Phreatobius, also known as cistern catfishes, is a genus of very small catfishes (order Siluriformes) from tropical South America.

==Taxonomy==
For quite some time Phreatobius cisternarum was the only species in the genus. However, two new species were described relatively recently in 2007, Phreatobius dracunculus and Phreatobius sanguijuela.

Phreatobius has been classified with a number of different families: Clariidae, Plotosidae, Trichomycteridae, Cetopsidae, and Pimelodidae. Most recently, it has been classified in Heptapteridae. Its phylogenetic position remains uncertain. The family placement of the genus has remained problematic and thus it is not classified in any of the existing families, though Fishbase treats it as a member of Heptapteridae.

An undescribed species of Phreatobius lives in waterlogged leaf litter near (not in) streams. Phreatobius walkeri, a nomen nudum, is provided by the Guinness Book of World Records, to describe this fish that stays on land for extended periods of time. Two additional quite distinctive species of Phreatobius, as yet undescribed, are known from the Río Negro basin of Brazil.

== Species ==
There are currently three recognized species in this genus:
- Phreatobius cisternarum Goeldi, 1905
- Phreatobius dracunculus Shibatta, Muriel-Cunha & de Pinna, 2007
- Phreatobius sanguijuela L. A. Fernández, Saucedo, Carvajal-Vallejos & S. A. Schaefer, 2007

==Distribution and habitat==
The three scientifically described Phreatobius species all live underground and are known only from artificial wells penetrating near-surface aquifers of the Amazon basin. The genus has one of the widest distribution of any hypogean fish genus, with P. sanguijuela from the upper Amazon, some 2000 km from reported locations of P. cisternarum near the Amazon River mouth, and P. dracunculus also approximately 1900 km from the Rio Branco drainage area.

==Description==
This genus can be recognized by the combination of characteristics, such as their dorsal and anal fins being continuous with a rounded caudal fin, unbranched anal fin rays, a projecting lower jaw, bright red coloration, a lack of the dorsal fin spine locking mechanism, the first pectoral fin ray being soft instead of spinous.
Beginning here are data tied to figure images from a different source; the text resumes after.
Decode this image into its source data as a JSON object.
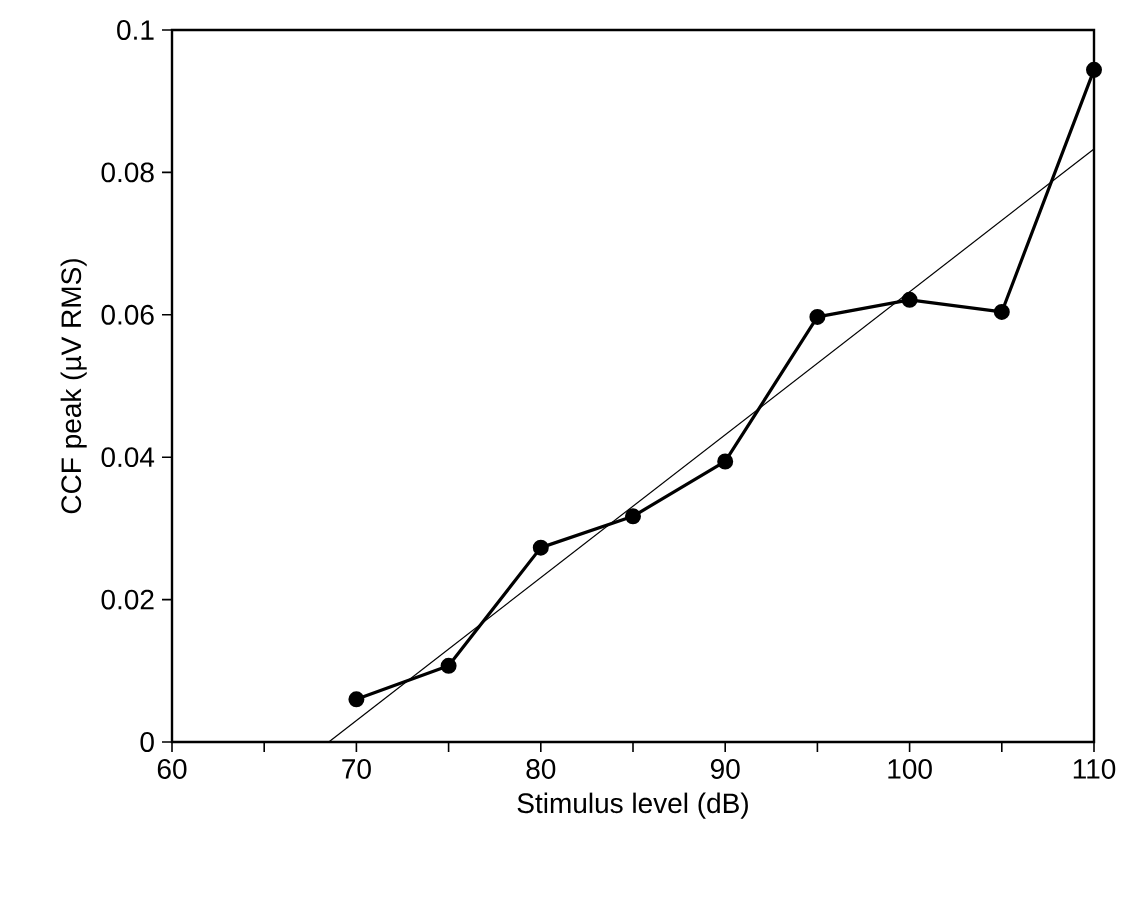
{
  "chart_data": {
    "type": "line",
    "xlabel": "Stimulus level (dB)",
    "ylabel": "CCF peak (µV RMS)",
    "x": [
      70,
      75,
      80,
      85,
      90,
      95,
      100,
      105,
      110
    ],
    "series": [
      {
        "color": "#000000",
        "marker": "circle",
        "values": [
          0.006,
          0.0107,
          0.0273,
          0.0317,
          0.0394,
          0.0597,
          0.0621,
          0.0604,
          0.0944
        ]
      },
      {
        "type": "line",
        "color": "#000000",
        "marker": "none",
        "x": [
          68.5,
          110
        ],
        "values": [
          0,
          0.0833
        ]
      }
    ],
    "xlim": [
      60,
      110
    ],
    "ylim": [
      0,
      0.1
    ],
    "xticks": [
      60,
      {
        "value": 65,
        "label": null
      },
      70,
      {
        "value": 75,
        "label": null
      },
      80,
      {
        "value": 85,
        "label": null
      },
      90,
      {
        "value": 95,
        "label": null
      },
      100,
      {
        "value": 105,
        "label": null
      },
      110
    ],
    "yticks": [
      0,
      0.02,
      0.04,
      0.06,
      0.08,
      0.1
    ]
  }
}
Most of these traits are rare or unusual among vast groups of catfish.

All three species look extremely similar. However, in P. cisternarum the eyes are tiny, while P. dracunculus and P. sanguijuela lack eyes altogether. The two eyeless species can be differentiated by fin-ray and vertebrae counts. It is also described that P. dracunculus is lighter in color, while P. cisternarum and P. sanguijuela are described as bright red.